薬との適度なつきあい方は?(写真/アフロ)

 薬をのんだのに、かえって体調が悪くなった。そんな経験がある人も多いだろう。効き目が弱かったのかと思って使用を続けると、さらに悪くなるばかり。ひょっとして、それは薬の注意書きにもない「未知の副作用」かもしれない。

 この3年間で“新発見”された有名薬の副作用を紹介する。

 厚労省によれば、2025年には患者数が約700万人に達すると推計されている認知症。現在でも65才以上の高齢者の5人に1人が認知症患者という計算になるが、その原因として最も多いアルツハイマー型認知症は、男性より女性に多く見られる。

 認知症治療薬『メマリー』には2015年8月に横紋筋融解症、肝機能障害、黄疸が、同『レミニール』には2015年10月、やはり横紋筋融解症の副作用が追記された。横紋筋融解症は尿の色がコーラ色にまで濃くなる。高齢者の尿の色には注意を払いたい。

 血液をサラサラにする働きを持ち、脳卒中や心筋梗塞の治療に使われる『イグザレルト』は、納豆や緑黄色野菜などの摂取制限がないことからよく使われる薬だが、2016年4月に「血小板減少」の副作用が追加された。

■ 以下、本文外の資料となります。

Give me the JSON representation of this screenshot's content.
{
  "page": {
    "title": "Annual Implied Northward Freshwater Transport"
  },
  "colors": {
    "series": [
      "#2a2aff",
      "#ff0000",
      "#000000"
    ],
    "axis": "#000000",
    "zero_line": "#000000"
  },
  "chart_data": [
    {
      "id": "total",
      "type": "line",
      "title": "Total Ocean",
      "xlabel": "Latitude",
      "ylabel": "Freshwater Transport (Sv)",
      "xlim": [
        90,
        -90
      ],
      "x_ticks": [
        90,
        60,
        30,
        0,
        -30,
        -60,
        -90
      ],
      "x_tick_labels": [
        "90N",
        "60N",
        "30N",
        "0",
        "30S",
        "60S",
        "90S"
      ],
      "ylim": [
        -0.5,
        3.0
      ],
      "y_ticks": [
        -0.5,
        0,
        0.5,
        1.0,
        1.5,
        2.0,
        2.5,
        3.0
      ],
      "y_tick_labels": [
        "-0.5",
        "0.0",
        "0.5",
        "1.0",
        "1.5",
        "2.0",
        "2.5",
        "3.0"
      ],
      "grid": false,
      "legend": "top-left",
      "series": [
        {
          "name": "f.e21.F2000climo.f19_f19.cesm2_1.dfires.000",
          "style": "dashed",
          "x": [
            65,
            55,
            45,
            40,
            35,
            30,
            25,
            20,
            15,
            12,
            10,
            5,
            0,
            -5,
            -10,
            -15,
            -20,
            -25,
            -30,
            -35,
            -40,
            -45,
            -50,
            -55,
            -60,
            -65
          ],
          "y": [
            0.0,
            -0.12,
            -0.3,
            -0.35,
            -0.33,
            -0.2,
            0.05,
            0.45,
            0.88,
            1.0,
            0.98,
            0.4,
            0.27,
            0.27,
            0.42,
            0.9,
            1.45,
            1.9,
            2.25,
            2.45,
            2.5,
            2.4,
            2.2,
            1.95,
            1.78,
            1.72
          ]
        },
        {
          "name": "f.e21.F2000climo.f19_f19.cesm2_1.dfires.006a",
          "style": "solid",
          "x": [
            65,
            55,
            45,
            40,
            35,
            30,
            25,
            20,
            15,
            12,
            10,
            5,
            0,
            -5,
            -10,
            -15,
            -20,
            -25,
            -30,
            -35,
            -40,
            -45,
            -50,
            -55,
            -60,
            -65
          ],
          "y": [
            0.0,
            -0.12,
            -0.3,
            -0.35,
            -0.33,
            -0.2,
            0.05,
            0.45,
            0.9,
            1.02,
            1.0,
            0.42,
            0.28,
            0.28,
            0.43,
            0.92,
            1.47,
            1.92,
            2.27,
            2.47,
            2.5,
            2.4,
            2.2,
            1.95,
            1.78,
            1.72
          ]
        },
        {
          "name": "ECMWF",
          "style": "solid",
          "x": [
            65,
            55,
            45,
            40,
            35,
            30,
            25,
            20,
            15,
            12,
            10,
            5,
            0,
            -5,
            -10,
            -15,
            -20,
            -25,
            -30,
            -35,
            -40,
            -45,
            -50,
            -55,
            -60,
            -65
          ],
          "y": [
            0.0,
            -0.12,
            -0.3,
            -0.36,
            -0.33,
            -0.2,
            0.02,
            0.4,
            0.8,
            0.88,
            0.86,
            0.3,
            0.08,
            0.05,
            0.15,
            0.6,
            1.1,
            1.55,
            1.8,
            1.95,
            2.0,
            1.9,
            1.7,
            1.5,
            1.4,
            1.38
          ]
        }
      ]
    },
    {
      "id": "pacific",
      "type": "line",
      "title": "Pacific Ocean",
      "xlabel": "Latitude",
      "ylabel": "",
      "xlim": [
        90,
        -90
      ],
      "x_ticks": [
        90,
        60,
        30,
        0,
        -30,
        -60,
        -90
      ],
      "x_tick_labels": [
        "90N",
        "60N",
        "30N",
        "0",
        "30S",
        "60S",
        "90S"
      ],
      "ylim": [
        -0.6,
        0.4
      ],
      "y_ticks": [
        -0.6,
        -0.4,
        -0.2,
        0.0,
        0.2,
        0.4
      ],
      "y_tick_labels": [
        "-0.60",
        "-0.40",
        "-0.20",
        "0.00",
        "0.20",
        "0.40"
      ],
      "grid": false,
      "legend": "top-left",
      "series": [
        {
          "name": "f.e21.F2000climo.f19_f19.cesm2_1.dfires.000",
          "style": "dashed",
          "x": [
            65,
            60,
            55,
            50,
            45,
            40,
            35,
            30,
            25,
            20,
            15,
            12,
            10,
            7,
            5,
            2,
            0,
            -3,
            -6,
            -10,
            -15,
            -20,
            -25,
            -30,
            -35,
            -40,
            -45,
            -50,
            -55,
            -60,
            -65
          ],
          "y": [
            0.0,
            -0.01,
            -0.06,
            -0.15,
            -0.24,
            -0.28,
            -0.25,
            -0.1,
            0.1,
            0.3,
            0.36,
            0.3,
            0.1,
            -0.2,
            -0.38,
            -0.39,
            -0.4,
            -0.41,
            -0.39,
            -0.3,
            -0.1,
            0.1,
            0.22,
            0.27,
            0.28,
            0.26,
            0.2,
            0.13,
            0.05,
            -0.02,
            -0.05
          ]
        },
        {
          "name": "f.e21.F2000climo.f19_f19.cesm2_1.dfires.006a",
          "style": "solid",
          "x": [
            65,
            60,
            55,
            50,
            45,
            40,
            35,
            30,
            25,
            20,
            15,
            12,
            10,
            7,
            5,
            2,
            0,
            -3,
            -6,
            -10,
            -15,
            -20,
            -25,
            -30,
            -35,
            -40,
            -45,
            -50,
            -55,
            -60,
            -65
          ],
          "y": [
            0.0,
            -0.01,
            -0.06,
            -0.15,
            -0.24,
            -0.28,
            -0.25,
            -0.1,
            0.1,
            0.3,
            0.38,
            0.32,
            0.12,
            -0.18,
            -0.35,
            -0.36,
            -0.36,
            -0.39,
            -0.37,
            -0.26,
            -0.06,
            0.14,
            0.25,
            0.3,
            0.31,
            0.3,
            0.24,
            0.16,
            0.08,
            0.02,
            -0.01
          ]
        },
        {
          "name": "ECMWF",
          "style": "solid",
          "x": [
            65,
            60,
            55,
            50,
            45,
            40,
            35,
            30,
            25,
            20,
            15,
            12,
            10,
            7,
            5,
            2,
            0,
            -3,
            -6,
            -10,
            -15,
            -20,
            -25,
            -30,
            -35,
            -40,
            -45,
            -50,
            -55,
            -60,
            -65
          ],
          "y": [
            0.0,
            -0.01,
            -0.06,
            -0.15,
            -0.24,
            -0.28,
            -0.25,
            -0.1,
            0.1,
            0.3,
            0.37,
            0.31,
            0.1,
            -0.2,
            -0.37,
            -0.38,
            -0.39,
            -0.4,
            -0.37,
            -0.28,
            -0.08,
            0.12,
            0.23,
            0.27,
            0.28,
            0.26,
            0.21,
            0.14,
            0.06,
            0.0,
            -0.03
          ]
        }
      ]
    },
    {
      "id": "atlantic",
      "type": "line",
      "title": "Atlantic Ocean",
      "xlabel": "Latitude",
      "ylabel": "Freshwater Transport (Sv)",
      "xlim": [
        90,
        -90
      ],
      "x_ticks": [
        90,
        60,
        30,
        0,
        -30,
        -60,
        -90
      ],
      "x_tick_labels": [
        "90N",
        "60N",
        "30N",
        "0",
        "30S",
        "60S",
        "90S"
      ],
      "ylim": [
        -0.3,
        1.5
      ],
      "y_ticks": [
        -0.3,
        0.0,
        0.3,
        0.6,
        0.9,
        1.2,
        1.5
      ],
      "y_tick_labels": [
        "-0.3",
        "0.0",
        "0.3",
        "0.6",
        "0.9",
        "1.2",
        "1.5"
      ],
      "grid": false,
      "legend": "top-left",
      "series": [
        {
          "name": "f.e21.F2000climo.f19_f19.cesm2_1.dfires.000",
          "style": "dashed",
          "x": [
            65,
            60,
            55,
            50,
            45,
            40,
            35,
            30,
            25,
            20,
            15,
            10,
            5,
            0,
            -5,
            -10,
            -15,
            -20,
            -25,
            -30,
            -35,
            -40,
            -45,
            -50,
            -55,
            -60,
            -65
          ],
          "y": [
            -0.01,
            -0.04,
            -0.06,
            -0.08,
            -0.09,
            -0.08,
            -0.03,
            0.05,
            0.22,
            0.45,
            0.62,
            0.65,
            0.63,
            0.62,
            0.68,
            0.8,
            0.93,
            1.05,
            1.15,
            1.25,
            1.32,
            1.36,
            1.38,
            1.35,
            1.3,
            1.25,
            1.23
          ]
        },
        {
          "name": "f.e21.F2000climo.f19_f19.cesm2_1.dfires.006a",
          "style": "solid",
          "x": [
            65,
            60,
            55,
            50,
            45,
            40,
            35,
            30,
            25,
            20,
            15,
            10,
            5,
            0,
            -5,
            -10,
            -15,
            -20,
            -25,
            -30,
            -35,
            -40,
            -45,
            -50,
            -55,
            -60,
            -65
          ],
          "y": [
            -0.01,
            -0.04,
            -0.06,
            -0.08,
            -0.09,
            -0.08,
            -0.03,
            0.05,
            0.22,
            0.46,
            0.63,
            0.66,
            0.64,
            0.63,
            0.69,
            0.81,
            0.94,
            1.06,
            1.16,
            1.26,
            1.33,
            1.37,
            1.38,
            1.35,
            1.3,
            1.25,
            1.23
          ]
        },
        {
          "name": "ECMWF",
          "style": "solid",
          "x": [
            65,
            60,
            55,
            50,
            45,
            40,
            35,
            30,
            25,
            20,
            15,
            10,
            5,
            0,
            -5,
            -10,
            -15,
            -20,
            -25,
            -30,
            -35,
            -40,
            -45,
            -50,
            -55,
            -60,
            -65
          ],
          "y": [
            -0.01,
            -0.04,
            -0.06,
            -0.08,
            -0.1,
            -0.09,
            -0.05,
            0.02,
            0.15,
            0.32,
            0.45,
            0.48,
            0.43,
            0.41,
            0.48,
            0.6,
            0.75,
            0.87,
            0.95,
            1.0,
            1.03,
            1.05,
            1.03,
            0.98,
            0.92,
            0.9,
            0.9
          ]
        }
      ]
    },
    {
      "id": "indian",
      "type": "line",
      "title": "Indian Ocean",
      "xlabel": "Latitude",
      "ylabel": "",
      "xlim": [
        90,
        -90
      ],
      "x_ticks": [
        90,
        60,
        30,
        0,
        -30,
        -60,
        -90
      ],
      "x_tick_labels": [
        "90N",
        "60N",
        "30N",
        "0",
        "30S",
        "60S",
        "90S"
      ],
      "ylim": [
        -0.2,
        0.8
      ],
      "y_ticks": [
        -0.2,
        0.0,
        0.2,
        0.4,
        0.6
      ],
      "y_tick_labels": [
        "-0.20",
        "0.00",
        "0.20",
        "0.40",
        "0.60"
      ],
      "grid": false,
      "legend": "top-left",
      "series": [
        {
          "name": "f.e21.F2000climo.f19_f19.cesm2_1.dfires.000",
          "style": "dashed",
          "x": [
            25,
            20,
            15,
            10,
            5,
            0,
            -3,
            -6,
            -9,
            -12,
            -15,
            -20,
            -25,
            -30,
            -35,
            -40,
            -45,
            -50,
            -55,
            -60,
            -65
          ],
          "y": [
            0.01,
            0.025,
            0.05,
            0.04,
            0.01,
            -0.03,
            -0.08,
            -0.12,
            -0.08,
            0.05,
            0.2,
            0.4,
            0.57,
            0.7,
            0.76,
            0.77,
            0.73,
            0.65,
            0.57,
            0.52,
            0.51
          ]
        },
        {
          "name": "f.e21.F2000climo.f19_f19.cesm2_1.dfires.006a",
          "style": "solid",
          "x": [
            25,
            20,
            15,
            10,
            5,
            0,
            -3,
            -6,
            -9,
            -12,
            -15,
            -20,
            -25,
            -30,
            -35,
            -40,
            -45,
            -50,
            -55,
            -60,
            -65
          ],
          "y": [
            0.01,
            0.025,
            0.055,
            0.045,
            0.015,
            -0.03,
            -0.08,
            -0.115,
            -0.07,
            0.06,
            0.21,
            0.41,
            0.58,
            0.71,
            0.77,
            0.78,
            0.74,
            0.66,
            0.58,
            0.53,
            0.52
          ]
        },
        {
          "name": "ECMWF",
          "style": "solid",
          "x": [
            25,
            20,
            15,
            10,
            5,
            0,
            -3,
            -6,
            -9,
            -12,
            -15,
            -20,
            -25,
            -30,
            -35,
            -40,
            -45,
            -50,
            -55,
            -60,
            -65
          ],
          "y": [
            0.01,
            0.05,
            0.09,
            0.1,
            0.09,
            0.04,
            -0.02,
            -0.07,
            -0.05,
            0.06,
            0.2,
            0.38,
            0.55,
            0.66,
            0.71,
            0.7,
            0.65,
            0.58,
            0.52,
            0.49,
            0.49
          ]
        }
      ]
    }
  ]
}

 同じく、『リクシアナ』も血液をサラサラにする薬で、2016年4月に肝機能障害と黄疸が、2018年1月には、肺の肺胞と肺胞の間の薄い壁である間質が炎症などを起こす間質性肺疾患の副作用が加えられた。

 胃酸を抑える働きがあり、胃潰瘍や十二指腸潰瘍の治療に使われる『ネキシウム』にも2016年2月、横紋筋融解症の副作用が付け加えられている。

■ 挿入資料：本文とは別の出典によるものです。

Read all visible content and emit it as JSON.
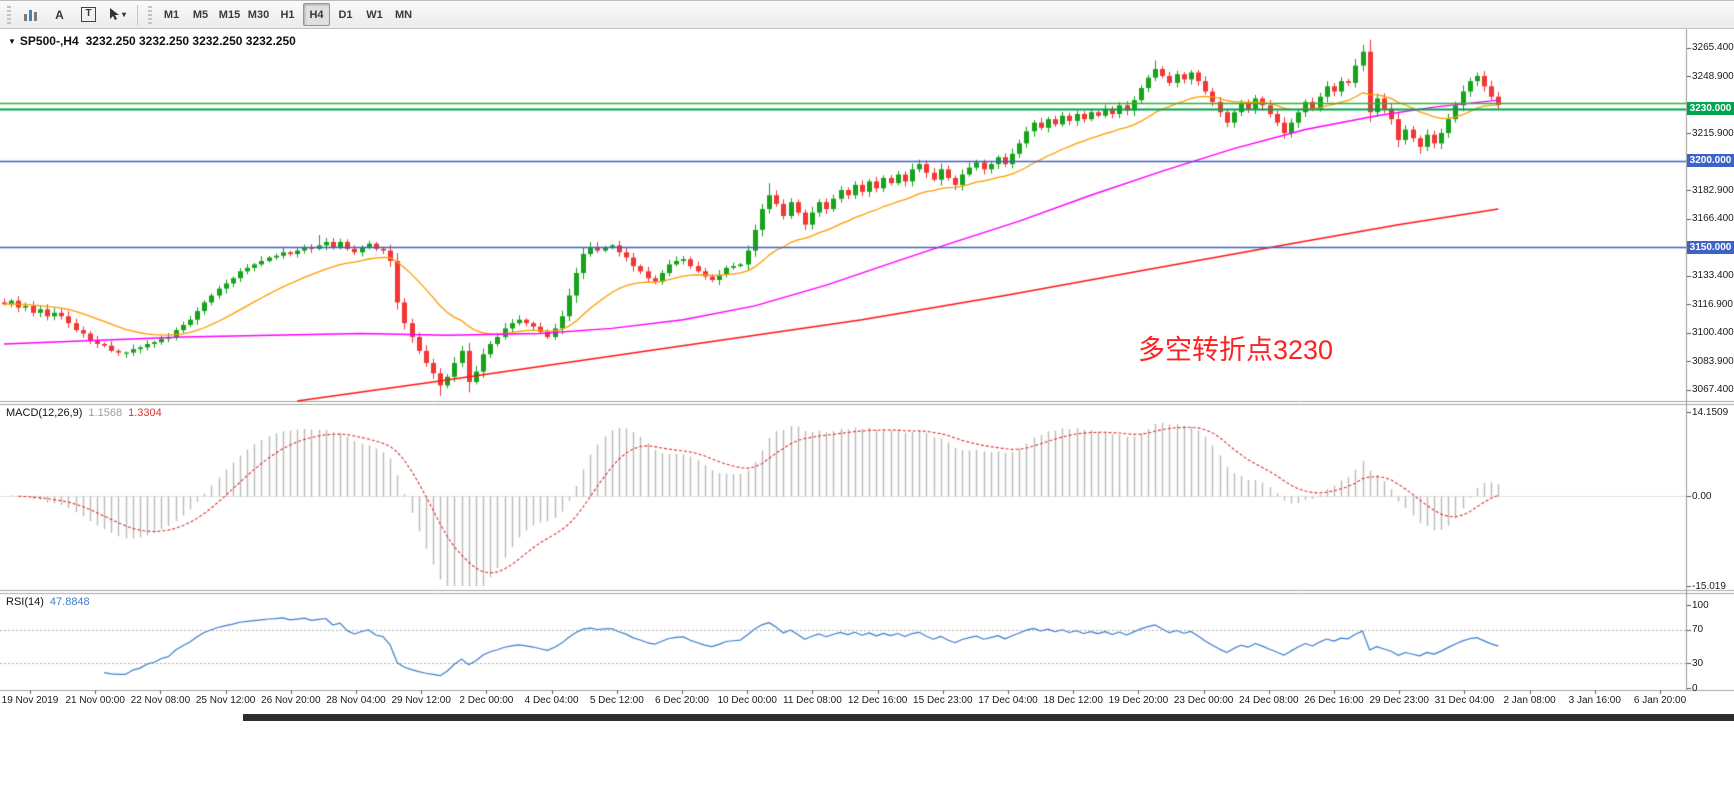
{
  "toolbar": {
    "tools": [
      {
        "name": "bar-chart-tool"
      },
      {
        "name": "text-annotation-tool",
        "label": "A"
      },
      {
        "name": "text-label-tool",
        "label": "T"
      },
      {
        "name": "cursor-tool"
      }
    ],
    "timeframes": [
      "M1",
      "M5",
      "M15",
      "M30",
      "H1",
      "H4",
      "D1",
      "W1",
      "MN"
    ],
    "active_timeframe": "H4"
  },
  "chart": {
    "symbol": "SP500-,H4",
    "ohlc_line": "3232.250 3232.250 3232.250 3232.250",
    "annotation": {
      "text": "多空转折点3230",
      "color": "#ff2020"
    }
  },
  "chart_data": {
    "type": "candlestick",
    "symbol": "SP500-",
    "timeframe": "H4",
    "current_ohlc": [
      3232.25,
      3232.25,
      3232.25,
      3232.25
    ],
    "ylim": [
      3061,
      3275
    ],
    "price_ticks": [
      3265.4,
      3248.9,
      3232.4,
      3215.9,
      3199.4,
      3182.9,
      3166.4,
      3149.9,
      3133.4,
      3116.9,
      3100.4,
      3083.9,
      3067.4
    ],
    "price_decimals": 3,
    "up_color": "#17a21b",
    "down_color": "#f23636",
    "closes": [
      3117,
      3119,
      3115,
      3116,
      3112,
      3114,
      3110,
      3112,
      3110,
      3106,
      3102,
      3100,
      3096,
      3094,
      3093,
      3090,
      3089,
      3089,
      3091,
      3092,
      3094,
      3095,
      3097,
      3098,
      3102,
      3105,
      3108,
      3113,
      3118,
      3122,
      3126,
      3129,
      3132,
      3136,
      3138,
      3140,
      3142,
      3144,
      3145,
      3147,
      3146,
      3148,
      3150,
      3149,
      3151,
      3153,
      3150,
      3153,
      3149,
      3147,
      3150,
      3152,
      3149,
      3148,
      3142,
      3118,
      3106,
      3098,
      3090,
      3083,
      3077,
      3070,
      3075,
      3083,
      3090,
      3072,
      3078,
      3088,
      3094,
      3098,
      3103,
      3106,
      3108,
      3106,
      3104,
      3101,
      3098,
      3103,
      3110,
      3122,
      3135,
      3146,
      3150,
      3148,
      3150,
      3151,
      3147,
      3144,
      3139,
      3136,
      3132,
      3130,
      3135,
      3140,
      3142,
      3143,
      3139,
      3136,
      3133,
      3131,
      3134,
      3138,
      3139,
      3140,
      3148,
      3160,
      3172,
      3180,
      3175,
      3168,
      3176,
      3170,
      3163,
      3170,
      3176,
      3172,
      3178,
      3183,
      3180,
      3186,
      3182,
      3188,
      3184,
      3190,
      3187,
      3192,
      3188,
      3195,
      3198,
      3193,
      3189,
      3195,
      3190,
      3186,
      3192,
      3196,
      3199,
      3195,
      3198,
      3202,
      3198,
      3204,
      3210,
      3217,
      3222,
      3219,
      3224,
      3221,
      3226,
      3223,
      3227,
      3224,
      3228,
      3226,
      3230,
      3227,
      3232,
      3229,
      3235,
      3242,
      3248,
      3253,
      3249,
      3245,
      3250,
      3247,
      3251,
      3246,
      3240,
      3234,
      3228,
      3222,
      3228,
      3233,
      3230,
      3236,
      3232,
      3227,
      3222,
      3216,
      3222,
      3228,
      3234,
      3230,
      3237,
      3243,
      3240,
      3246,
      3245,
      3255,
      3263,
      3228,
      3236,
      3230,
      3224,
      3212,
      3218,
      3213,
      3208,
      3215,
      3210,
      3216,
      3224,
      3232,
      3240,
      3246,
      3249,
      3243,
      3237,
      3232.25
    ],
    "wick_overrides": {
      "17": {
        "low": 3086
      },
      "44": {
        "high": 3157
      },
      "61": {
        "low": 3064
      },
      "65": {
        "low": 3066
      },
      "107": {
        "high": 3187
      },
      "161": {
        "high": 3258
      },
      "190": {
        "high": 3267
      },
      "198": {
        "low": 3204
      }
    },
    "ma_fast": {
      "type": "ema",
      "period": 20,
      "color": "#ff9d00"
    },
    "ma_mid": {
      "color": "#ff00ff",
      "anchors": [
        [
          0,
          3094
        ],
        [
          25,
          3098
        ],
        [
          50,
          3100
        ],
        [
          62,
          3099
        ],
        [
          75,
          3100
        ],
        [
          85,
          3103
        ],
        [
          95,
          3108
        ],
        [
          105,
          3116
        ],
        [
          115,
          3128
        ],
        [
          125,
          3142
        ],
        [
          133,
          3153
        ],
        [
          142,
          3165
        ],
        [
          152,
          3180
        ],
        [
          162,
          3194
        ],
        [
          172,
          3207
        ],
        [
          182,
          3218
        ],
        [
          192,
          3226
        ],
        [
          200,
          3231
        ],
        [
          209,
          3235
        ]
      ]
    },
    "ma_slow": {
      "color": "#ff1414",
      "anchors": [
        [
          41,
          3061
        ],
        [
          60,
          3072
        ],
        [
          80,
          3084
        ],
        [
          100,
          3096
        ],
        [
          120,
          3108
        ],
        [
          140,
          3122
        ],
        [
          160,
          3137
        ],
        [
          180,
          3152
        ],
        [
          195,
          3163
        ],
        [
          209,
          3172
        ]
      ]
    },
    "hlines": [
      {
        "price": 3233.5,
        "color": "#2db52d",
        "width": 1.3,
        "badge": null,
        "badge_color": null
      },
      {
        "price": 3230.0,
        "color": "#00a44e",
        "width": 2.2,
        "badge": "3230.000",
        "badge_color": "#00a44e"
      },
      {
        "price": 3200.0,
        "color": "#3f62c9",
        "width": 1.3,
        "badge": "3200.000",
        "badge_color": "#3f62c9"
      },
      {
        "price": 3150.0,
        "color": "#3f62c9",
        "width": 1.3,
        "badge": "3150.000",
        "badge_color": "#3f62c9"
      }
    ],
    "macd": {
      "label": "MACD(12,26,9)",
      "value": "1.1568",
      "signal_value": "1.3304",
      "fast": 12,
      "slow": 26,
      "signal": 9,
      "axis_max": 14.1509,
      "axis_min": -15.019,
      "axis_labels": [
        "14.1509",
        "0.00",
        "-15.019"
      ],
      "hist_color": "#bababa",
      "signal_color": "#dd3434"
    },
    "rsi": {
      "label": "RSI(14)",
      "value": "47.8848",
      "period": 14,
      "axis_labels": [
        "100",
        "70",
        "30",
        "0"
      ],
      "axis_values": [
        100,
        70,
        30,
        0
      ],
      "levels": [
        70,
        30
      ],
      "color": "#3f7fce"
    },
    "time_labels": [
      "19 Nov 2019",
      "21 Nov 00:00",
      "22 Nov 08:00",
      "25 Nov 12:00",
      "26 Nov 20:00",
      "28 Nov 04:00",
      "29 Nov 12:00",
      "2 Dec 00:00",
      "4 Dec 04:00",
      "5 Dec 12:00",
      "6 Dec 20:00",
      "10 Dec 00:00",
      "11 Dec 08:00",
      "12 Dec 16:00",
      "15 Dec 23:00",
      "17 Dec 04:00",
      "18 Dec 12:00",
      "19 Dec 20:00",
      "23 Dec 00:00",
      "24 Dec 08:00",
      "26 Dec 16:00",
      "29 Dec 23:00",
      "31 Dec 04:00",
      "2 Jan 08:00",
      "3 Jan 16:00",
      "6 Jan 20:00"
    ]
  }
}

 タミフル、リレンザと並び、インフルエンザ治療薬として知られる『イナビル』。2010年に承認され、一度の吸入で治療が完結するとあって根強い人気があるが、2017年8月には気管支が痙攣して細くなる気管支攣縮と呼吸困難、2018年8月には異常行動が副作用として加えられている。

 トイレが近くなる原因の1つで、膀胱内に尿がそれほど溜まっていないのに排尿筋が収縮して尿意を催す「過活動膀胱」という病気がある。多くの女性を悩ませるこの病気の治療薬『ベタニス』も例外ではない。頭痛や動悸などを引き起こす「高血圧」が副作用として新たに加えられている。

 こう聞くと怖くなってしまうが、医薬情報研究所を運営するエス・アイ・シー取締役で、薬剤師の堀美智子さんが薬とのつきあい方を説く。

「薬には副作用がつきものですが、それより圧倒的に効果の方が大きい。だからこそ処方されているのです。怖がって自己判断でのむのをやめたり、反対に“そんな副作用が起きるはずがない”と決めつけたりするのは危険。新たな副作用の情報は注意事項として意識しつつ、うまく薬を利用しましょう」

 薬との適度なつきあい方が求められる。